Egal ob Bachelor-, Master-, Diplomarbeit, Dissertation oder das Staatsexamen – beim Schreiben der Abschlussarbeit stehen die meisten Studenten vor der Frage nach dem Wie. Dabei ist beim Verfassen einer wissenschaftlichen Arbeit wohl das Schwierigste überhaupt, den Einstieg zu finden. Einfaches „Drauflosschreiben“ führt erfahrungsgemäß nicht nur zu einer längeren Bearbeitungszeit, sondern in den allermeisten Fällen auch zu Frustration. Planung und Konzeption sowohl des Inhalts als auch der Vorgehensweise sind bei wissenschaftlichen Arbeiten der wichtigste Schritt und ausschlaggebend für der Erfolg der Arbeit.

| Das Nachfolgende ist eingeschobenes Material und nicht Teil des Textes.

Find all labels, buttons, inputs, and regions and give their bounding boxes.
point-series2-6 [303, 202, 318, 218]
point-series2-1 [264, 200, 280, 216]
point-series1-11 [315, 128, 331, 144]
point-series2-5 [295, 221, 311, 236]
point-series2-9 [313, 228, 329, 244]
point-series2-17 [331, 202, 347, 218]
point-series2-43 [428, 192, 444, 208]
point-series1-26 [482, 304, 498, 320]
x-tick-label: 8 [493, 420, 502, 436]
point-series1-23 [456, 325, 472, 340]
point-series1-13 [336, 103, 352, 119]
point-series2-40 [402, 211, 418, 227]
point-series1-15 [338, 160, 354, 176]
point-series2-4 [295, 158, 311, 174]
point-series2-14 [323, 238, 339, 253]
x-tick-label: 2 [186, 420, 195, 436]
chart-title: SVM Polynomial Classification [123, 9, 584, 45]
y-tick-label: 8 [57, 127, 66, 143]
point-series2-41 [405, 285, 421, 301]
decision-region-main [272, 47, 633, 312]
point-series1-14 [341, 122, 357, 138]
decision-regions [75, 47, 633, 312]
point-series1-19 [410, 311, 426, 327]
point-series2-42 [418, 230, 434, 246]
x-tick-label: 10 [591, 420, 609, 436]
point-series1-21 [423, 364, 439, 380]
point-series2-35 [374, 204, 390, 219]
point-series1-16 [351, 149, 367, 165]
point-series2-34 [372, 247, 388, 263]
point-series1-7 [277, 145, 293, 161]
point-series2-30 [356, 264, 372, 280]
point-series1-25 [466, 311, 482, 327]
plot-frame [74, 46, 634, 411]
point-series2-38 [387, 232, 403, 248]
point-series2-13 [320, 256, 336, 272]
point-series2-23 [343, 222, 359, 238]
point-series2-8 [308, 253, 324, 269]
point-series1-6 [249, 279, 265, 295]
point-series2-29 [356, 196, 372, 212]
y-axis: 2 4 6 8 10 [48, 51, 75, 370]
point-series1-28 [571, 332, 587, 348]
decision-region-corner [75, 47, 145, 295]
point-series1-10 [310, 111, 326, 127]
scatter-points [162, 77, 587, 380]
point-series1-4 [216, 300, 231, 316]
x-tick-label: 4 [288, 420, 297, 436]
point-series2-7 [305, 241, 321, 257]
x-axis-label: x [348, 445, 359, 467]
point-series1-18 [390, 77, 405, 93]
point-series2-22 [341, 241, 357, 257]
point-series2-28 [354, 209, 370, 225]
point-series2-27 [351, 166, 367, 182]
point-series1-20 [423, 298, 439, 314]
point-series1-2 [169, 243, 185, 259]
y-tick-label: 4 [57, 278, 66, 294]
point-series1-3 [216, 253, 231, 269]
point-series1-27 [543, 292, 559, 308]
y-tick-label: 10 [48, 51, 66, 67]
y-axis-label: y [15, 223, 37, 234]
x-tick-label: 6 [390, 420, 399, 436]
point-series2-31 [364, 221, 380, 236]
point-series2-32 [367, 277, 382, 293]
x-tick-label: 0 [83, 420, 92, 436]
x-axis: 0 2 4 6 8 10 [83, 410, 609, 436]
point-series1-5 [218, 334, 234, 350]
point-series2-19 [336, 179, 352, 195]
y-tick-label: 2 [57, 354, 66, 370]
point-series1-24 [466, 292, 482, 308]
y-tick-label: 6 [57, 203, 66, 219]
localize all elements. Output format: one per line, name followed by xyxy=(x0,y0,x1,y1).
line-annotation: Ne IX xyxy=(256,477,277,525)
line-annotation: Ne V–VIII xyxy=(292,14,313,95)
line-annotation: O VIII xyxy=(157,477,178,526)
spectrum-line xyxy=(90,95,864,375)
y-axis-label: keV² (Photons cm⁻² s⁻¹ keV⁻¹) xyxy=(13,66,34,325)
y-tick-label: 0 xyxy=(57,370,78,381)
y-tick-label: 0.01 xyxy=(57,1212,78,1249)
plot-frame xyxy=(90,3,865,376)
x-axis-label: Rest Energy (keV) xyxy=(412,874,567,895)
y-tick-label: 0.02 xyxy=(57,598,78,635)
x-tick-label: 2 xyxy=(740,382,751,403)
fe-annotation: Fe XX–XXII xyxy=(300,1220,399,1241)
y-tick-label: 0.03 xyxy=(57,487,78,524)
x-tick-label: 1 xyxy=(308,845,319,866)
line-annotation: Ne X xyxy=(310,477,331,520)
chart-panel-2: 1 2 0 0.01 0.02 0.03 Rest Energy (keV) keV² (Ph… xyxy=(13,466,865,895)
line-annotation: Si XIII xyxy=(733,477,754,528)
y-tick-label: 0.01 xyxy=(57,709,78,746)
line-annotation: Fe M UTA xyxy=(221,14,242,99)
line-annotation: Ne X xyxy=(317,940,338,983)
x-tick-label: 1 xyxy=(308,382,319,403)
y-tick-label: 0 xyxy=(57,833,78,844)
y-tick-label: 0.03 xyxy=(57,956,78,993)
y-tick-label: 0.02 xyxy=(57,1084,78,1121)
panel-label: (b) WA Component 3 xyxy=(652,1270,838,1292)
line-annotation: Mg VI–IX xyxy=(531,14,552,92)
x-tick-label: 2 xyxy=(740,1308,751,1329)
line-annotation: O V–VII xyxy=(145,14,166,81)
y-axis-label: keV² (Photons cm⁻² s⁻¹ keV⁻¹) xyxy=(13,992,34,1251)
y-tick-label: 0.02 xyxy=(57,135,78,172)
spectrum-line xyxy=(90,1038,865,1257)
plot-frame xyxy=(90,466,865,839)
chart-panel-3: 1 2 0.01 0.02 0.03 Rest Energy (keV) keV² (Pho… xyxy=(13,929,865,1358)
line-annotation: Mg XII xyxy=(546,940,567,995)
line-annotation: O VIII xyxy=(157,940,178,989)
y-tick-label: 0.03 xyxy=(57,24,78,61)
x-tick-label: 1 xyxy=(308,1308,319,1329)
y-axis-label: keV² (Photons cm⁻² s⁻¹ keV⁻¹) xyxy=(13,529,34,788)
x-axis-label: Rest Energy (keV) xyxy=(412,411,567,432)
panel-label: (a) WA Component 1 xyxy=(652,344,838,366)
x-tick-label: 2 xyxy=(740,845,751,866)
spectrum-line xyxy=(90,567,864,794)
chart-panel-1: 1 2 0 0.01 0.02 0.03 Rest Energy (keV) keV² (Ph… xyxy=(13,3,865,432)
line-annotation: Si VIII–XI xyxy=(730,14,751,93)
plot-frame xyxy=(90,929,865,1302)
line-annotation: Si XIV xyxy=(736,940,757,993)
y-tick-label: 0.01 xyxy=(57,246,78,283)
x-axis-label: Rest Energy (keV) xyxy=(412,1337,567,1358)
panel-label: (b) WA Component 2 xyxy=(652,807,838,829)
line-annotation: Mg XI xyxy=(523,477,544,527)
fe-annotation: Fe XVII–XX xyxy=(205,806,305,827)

Wie deren Name schon verrät: Wissenschaftliche Arbeiten sind in der Tat mit Arbeit verbunden und mit dem Grad des Umfangs und der Komplexität steigen auch die intellektuellen und zeitlichen Anforderungen an den Verfasser. Ausdauer und Konsequenz sind daher weitere wichtige Erfolgsfaktoren für das wissenschaftliche Schreiben. Bevor es also an das Schreiben geht, ist es wichtig, ein stabiles Fundament zu legen. Ohne das ist die Arbeit in vielen Fällen schon im Vorfeld zum Scheitern verurteilt. Eine gründliche Einarbeitung in das Thema und das Ordnen der eigenen Gedanken ist die erste wichtige Voraussetzung.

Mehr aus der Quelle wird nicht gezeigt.